Bug 690742 - PDF Writer Creating multiple XObjects for Repeated Images
Summary: PDF Writer Creating multiple XObjects for Repeated Images
Status: RESOLVED WONTFIX
Alias: None
Product: Ghostscript
Classification: Unclassified
Component: PDF Writer (show other bugs)
Version: 8.64
Hardware: PC FreeBSD
: P4 normal
Assignee: Ken Sharp
URL:
Keywords:
Depends on:
Blocks:
 
Reported: 2009-08-29 10:42 UTC by Bob McClure
Modified: 2010-08-13 09:50 UTC (History)
0 users

See Also:
Customer:
Word Size: ---


Attachments

Note You need to log in before you can comment on or make changes to this bug.
Description Bob McClure 2009-08-29 10:42:03 UTC
Converting postscript with repetitive image calls, extremely large PDF files are
generated and extreme conversion times are experienced. After dumping the output
PDF if appears that ps2pdf is creating multiple XObjects per input EPS file.

Converting a 20,000 page file with 15 unique images took 15 hours to complete,
with an extremely large output PDF file. After removing all the image calls from
the postscript, the conversion took 12 minutes.

For testing I am disabling compression to dump the PDF.

Stripping the PS to demonstrate the issue: (TESTFOO.EPS = 240,684 bytes)

ps2pdf -dCompressPages=false -dMaxInlineImageSize=0 testb.ps testb.pdf

(output size = 19,497 bytes) 
%!PS
217.25  141   moveto
(TESTFOO.EPS) run

adding another image call:

(output size = 36,971 bytes)
%!PS
217.25  141   moveto
(TESTFOO.EPS) run
317.25  141   moveto
(TESTFOO.EPS) run

adding a 3rd call to the EPS image raises the filesize to 54445 bytes.
Comment 1 Ken Sharp 2010-08-13 09:50:50 UTC
(In reply to comment #0)
> Converting postscript with repetitive image calls, extremely large PDF files are
> generated and extreme conversion times are experienced. After dumping the output
> PDF if appears that ps2pdf is creating multiple XObjects per input EPS file.

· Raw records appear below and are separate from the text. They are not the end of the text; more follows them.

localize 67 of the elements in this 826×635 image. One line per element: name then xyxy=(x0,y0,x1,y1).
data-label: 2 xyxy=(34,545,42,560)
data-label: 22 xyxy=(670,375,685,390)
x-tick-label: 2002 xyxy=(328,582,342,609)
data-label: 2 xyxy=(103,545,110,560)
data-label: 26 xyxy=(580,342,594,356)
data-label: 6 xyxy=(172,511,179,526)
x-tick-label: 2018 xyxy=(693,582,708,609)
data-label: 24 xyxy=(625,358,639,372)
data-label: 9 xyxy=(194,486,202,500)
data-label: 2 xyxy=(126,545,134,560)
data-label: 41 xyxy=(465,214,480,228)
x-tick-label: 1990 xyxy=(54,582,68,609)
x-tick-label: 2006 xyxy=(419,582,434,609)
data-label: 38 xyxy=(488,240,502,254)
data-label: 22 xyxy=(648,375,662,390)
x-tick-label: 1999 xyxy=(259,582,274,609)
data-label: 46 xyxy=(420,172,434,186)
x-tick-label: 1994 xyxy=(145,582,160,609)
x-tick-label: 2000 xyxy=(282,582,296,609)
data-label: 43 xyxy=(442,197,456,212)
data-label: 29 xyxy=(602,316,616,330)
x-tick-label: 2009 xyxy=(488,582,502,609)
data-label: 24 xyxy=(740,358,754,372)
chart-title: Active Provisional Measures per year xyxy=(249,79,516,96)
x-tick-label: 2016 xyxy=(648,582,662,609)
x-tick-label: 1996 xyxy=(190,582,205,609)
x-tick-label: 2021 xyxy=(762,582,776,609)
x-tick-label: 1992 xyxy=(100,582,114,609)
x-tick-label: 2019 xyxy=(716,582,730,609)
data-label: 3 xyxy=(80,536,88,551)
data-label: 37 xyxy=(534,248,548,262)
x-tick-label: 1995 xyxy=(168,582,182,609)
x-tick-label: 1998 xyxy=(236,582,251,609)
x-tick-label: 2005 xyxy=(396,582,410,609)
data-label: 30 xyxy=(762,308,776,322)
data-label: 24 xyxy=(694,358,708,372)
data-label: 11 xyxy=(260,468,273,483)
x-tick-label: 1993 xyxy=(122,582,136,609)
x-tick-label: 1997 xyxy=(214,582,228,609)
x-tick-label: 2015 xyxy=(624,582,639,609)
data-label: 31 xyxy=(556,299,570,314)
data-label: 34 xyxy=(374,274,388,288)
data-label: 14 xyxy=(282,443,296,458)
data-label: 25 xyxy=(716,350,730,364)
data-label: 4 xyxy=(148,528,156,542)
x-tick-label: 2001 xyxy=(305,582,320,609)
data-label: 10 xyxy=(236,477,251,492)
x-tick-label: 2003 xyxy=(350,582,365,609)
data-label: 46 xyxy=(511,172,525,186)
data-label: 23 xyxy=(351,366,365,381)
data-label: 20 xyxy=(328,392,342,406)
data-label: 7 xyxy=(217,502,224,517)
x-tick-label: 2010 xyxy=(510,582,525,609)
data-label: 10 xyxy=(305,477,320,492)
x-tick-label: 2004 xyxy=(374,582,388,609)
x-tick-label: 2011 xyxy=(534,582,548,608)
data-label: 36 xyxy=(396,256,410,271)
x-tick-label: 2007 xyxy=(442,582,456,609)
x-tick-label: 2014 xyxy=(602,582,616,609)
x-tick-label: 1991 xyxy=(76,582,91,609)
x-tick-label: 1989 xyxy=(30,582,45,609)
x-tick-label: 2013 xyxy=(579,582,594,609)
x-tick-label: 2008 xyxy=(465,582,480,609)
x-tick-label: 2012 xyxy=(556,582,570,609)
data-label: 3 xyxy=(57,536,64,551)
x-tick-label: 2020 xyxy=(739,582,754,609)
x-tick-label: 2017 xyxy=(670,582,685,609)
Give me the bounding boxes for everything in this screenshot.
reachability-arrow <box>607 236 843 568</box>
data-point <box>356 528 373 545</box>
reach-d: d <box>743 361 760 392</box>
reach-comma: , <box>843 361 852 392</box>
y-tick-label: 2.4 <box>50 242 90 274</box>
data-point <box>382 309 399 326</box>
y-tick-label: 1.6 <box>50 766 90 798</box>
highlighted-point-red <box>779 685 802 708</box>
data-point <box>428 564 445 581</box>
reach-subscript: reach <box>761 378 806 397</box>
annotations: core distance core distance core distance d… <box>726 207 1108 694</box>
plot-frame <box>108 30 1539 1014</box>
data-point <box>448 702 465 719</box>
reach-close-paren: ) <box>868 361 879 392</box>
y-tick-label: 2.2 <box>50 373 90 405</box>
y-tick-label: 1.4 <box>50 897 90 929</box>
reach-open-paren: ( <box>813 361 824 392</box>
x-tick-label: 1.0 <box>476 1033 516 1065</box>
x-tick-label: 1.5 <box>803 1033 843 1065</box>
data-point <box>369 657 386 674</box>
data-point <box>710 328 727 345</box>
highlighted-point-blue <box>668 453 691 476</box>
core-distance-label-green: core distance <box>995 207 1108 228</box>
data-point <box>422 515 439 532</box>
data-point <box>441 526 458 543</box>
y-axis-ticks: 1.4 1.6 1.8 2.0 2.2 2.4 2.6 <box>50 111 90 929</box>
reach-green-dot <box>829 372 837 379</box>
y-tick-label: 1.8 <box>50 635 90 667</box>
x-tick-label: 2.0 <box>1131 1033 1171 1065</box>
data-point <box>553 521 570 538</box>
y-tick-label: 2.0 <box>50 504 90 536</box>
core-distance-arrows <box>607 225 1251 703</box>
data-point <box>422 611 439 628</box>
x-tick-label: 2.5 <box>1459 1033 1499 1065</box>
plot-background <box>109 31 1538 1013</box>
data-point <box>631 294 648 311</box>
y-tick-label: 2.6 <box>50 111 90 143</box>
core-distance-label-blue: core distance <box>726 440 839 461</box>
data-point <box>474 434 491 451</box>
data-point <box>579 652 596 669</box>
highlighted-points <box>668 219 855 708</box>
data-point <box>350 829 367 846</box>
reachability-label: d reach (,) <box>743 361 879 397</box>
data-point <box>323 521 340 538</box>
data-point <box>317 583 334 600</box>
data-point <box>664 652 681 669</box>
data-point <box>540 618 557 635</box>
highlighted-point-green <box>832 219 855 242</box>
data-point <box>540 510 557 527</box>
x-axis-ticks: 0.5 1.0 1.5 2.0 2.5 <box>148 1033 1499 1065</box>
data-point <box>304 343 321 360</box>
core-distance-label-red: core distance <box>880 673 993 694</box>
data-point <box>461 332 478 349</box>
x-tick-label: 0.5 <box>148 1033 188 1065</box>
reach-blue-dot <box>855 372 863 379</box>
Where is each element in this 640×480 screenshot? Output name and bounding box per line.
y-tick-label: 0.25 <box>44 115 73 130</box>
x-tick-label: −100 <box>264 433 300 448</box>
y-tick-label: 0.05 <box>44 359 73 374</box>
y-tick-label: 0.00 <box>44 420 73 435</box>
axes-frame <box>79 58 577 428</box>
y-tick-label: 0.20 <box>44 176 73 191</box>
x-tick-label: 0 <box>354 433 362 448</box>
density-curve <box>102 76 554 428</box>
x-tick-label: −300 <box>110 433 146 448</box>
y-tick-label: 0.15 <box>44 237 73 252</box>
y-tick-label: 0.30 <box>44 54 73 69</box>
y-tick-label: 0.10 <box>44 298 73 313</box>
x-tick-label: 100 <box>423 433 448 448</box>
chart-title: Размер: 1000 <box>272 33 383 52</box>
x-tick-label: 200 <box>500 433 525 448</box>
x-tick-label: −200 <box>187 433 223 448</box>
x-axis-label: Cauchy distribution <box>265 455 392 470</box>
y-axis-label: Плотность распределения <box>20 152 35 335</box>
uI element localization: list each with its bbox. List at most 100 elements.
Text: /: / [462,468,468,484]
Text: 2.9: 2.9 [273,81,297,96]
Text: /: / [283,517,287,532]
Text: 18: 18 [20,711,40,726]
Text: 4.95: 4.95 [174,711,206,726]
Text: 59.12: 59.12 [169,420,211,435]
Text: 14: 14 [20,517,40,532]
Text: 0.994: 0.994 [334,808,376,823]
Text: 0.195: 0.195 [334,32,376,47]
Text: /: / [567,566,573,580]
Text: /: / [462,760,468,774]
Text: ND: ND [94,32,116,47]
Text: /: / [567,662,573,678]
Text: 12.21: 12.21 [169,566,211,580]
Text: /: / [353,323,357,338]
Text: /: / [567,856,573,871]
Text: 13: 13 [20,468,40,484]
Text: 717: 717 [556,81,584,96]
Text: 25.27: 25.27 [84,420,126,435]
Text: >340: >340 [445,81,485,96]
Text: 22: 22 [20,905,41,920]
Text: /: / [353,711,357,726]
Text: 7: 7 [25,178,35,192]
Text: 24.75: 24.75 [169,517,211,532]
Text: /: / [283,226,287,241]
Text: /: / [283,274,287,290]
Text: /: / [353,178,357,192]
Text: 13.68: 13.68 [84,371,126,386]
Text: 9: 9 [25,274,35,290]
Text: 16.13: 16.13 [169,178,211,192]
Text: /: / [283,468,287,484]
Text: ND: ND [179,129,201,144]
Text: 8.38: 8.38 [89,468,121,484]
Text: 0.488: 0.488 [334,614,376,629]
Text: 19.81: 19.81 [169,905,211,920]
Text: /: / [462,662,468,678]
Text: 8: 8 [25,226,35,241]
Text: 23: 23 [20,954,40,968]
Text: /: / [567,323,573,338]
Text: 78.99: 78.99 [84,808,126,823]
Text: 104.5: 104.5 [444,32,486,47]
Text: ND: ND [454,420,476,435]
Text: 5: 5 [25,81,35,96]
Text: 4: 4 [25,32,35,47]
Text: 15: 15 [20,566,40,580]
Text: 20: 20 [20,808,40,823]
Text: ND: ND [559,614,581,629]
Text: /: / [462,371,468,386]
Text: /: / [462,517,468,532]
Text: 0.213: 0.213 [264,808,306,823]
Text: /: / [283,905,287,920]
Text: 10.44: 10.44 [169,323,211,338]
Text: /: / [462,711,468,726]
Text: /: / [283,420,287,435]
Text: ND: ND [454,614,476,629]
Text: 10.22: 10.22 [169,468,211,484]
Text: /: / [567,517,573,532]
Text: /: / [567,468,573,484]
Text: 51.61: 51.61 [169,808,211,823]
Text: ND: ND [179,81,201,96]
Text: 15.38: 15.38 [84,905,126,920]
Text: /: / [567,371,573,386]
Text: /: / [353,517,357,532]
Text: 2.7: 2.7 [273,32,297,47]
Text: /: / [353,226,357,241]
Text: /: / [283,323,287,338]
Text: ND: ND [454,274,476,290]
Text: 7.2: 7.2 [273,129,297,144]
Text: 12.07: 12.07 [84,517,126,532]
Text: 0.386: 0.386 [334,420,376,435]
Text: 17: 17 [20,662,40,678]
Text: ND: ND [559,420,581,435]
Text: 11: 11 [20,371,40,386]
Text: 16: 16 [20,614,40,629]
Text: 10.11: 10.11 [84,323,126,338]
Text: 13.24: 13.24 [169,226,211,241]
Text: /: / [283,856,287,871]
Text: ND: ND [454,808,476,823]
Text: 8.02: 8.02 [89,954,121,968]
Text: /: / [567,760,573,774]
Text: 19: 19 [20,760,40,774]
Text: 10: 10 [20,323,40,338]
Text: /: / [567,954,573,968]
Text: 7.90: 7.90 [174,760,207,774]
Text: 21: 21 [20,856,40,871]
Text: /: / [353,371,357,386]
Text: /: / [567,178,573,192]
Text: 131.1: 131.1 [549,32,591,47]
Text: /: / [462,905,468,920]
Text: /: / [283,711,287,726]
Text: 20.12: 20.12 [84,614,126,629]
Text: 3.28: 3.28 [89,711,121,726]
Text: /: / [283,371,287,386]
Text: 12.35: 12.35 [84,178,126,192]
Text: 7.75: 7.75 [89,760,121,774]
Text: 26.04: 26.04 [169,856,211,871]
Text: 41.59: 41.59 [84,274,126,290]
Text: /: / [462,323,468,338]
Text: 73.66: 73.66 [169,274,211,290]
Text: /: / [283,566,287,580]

Realistically, its extremely hard for pdfwrite to know that two images presented separately are the same image. We would need to maintain a hash of every image presented so far, temporarily store each new image, hash it and compare the hash with every previous image in order to determine this.

Frankly that would slow down 'normal' processing quite considerably, especially for people handling large images. While it would benefit your workflow, it would penalise everyone.

Ideally the way to handle this is to construct the images as Form Resources in PostScript. You then use each Form as required. Because each form is unique there is no need to compare the images, and so a Distiller application can reuse the forms.

Unfortunately at present pdfwrite does not properly honour PostScript forms, so this approach would not help you yet. We will be adding this functionality in the future (see #687561 and #691202)

I believe you will find that Adobe Acrobat Distiller behaves in the same fashion with the workflow you describe, though in this case using forms *would* reduce the output size and processing time considerably, as Distiller is able to recognise forms.
 
However we won't address the case where the same image is imply thrown through multiple times.